Amanda Mocellin teve seu pedido de liberdade provisória aceito nesta terça-feira (9). A mulher de 36 anos é filha de Neodi Mocellin, um dos fundadores da rede de churrascarias Porcão. Ela foi presa na quinta-feira (4) sob suspeita de injúria racial e furto de joias em um shopping na Barra da Tijuca, zona oeste do Rio de Janeiro. Amanda teria escondido um brinco na bolsa e chamado uma das funcionárias da loja de “negrinha”.

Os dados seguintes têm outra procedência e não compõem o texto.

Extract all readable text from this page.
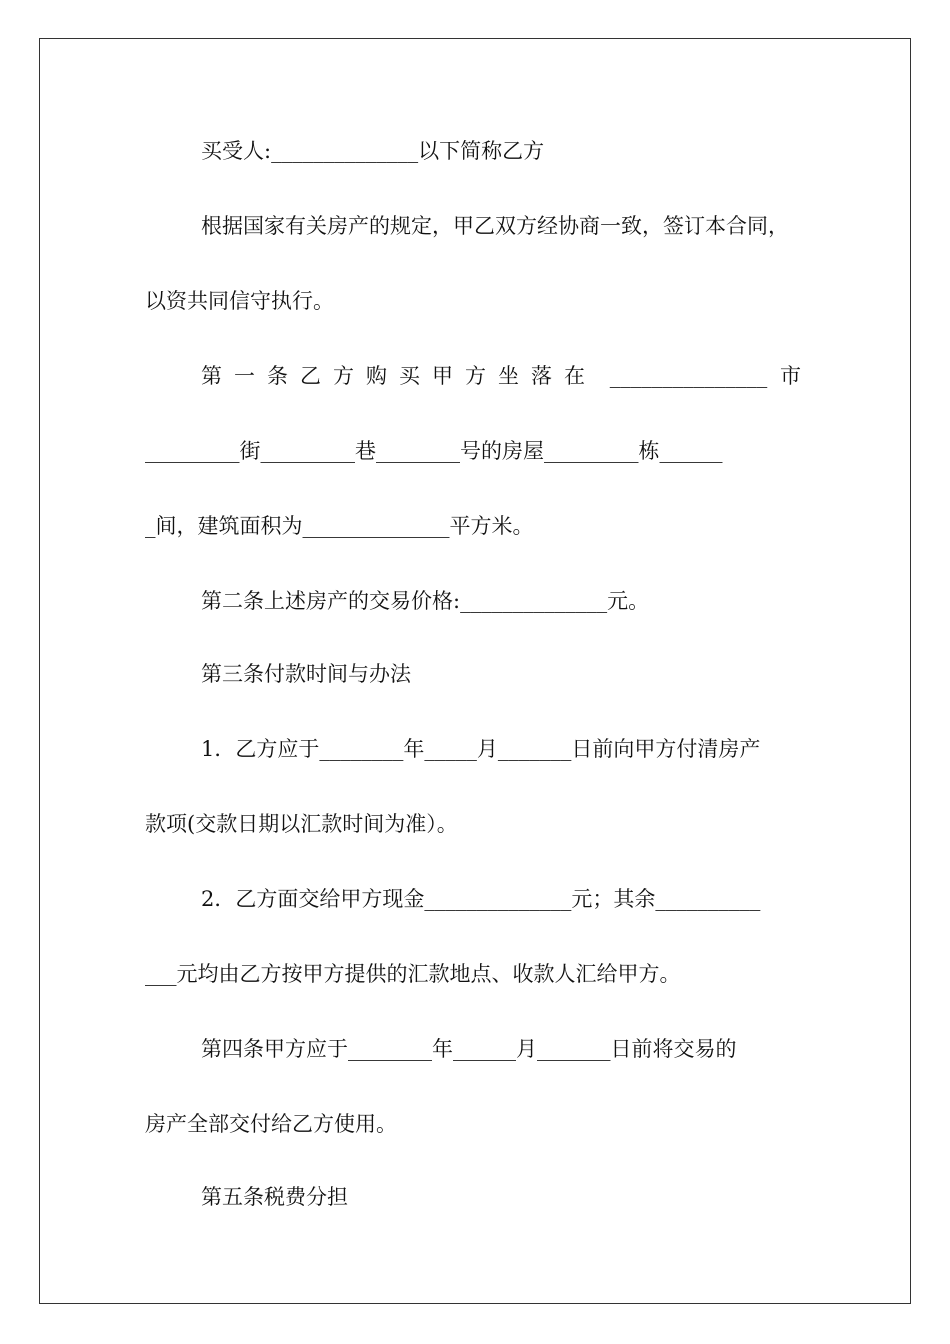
买受人:______________以下简称乙方
根据国家有关房产的规定，甲乙双方经协商一致，签订本合同，
以资共同信守执行。
第一条乙方购买甲方坐落在 _______________ 市
_________街_________巷________号的房屋_________栋______
_间，建筑面积为______________平方米。
第二条上述房产的交易价格:______________元。
第三条付款时间与办法
1．乙方应于________年_____月_______日前向甲方付清房产
款项(交款日期以汇款时间为准）。
2．乙方面交给甲方现金______________元；其余__________
___元均由乙方按甲方提供的汇款地点、收款人汇给甲方。
第四条甲方应于________年______月_______日前将交易的
房产全部交付给乙方使用。
第五条税费分担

Segundo o juiz Alberto Salomão Júnior,titular da 33ª Vara Criminal do Rio, a defesa de Amanda apresentou novos documentos. Entre eles, a indicação médica para que a mulher seja internada para tratar abuso e dependência de álcool. O magistrado considerou que não há mais motivos para manter a prisão preventiva.


Amanda, no entanto, terá que cumprir algumas exigências. Deverá comparecer em juízo todo mês para informar e justificar suas atividades, manter o endereço atualizado, não retornar ao shopping que foi praticada a infração, não entrar em contato com as vítimas ou testemunhas do caso e não se ausentar da cidade do Rio por mais de oito dias sem autorização da justiça. Além disso, a mulher terá que se recolher em casa após as 22h.

Segundo o Tribunal de Justiça do Rio de Janeiro, o alvará de soltura de Amanda Mocellin já foi expedido.